Sheriff Grady Judd of the Polk County Sheriff’s Office just delivered a message that criminals ought to heed. It’s about people who are prepared to defend themselves in case of attack. You couldn’t be more clear unless you are water. Well, not the water in Flint, Michigan, but you know what I mean. At any rate, the sheriff, speaking to the criminal element:
“Good people carry guns. And they will shoot you. A lot. Graveyard dead.”
“Judges” Smith and Wesson will always find you guilty and inflict a harsh sentence on you. It’s always better to be an intended victim rather than just a victim. More and more you are reading about victims turning the tide on their attackers and how the attackers end up dead.
“Here’s a message for the ‘hot heads’ of the community: Don’t do that stuff,” he said, referring to an assault on a legally-armed Uber driver.
“Good people carry guns. And they will shoot you. A lot,” he warned. “Graveyard dead.”
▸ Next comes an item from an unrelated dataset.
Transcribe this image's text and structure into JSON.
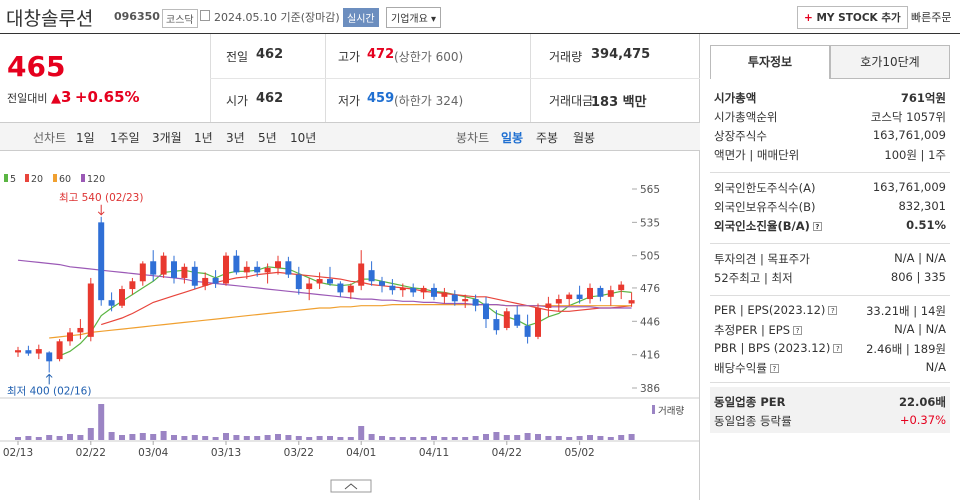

His next three words were crystal clear. “Leave. People. Alone.”
That’s good advice for anyone, but is especially apt in a country where an increasing number of people hold concealed carry permits. Polk County, Florida, for example, has over 54,000 licensed concealed carry permit holders. That’s about eight percent of its population.
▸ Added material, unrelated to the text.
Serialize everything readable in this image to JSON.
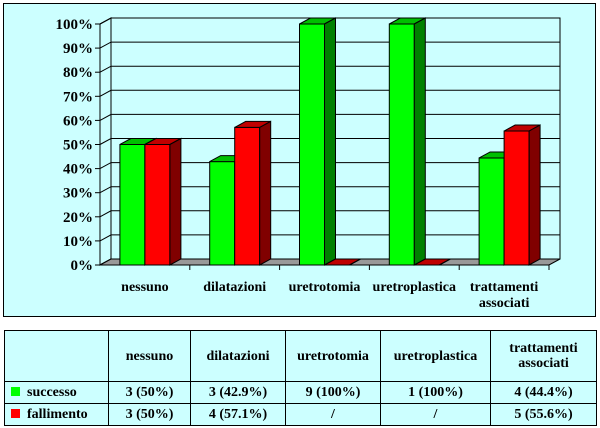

One of those lawfully-armed citizens is 38-year-old Robert Westlake, a security guard and Uber ride-share driver. In the early hours on Tuesday morning, Westlake found himself being followed and threatened by an irate bar patron named Jason Boek.
Boek saw his girlfriend and a bartender help another girl into an Uber. Boek then thought it was his girlfriend in the Uber and he chased him down and threatened the driver. He said he had a gun and said he was going to shoot Westlake. But one shot from Westlake and Boek was dead. Fortunately, there was video of the exchange and it was ruled a justified homicide.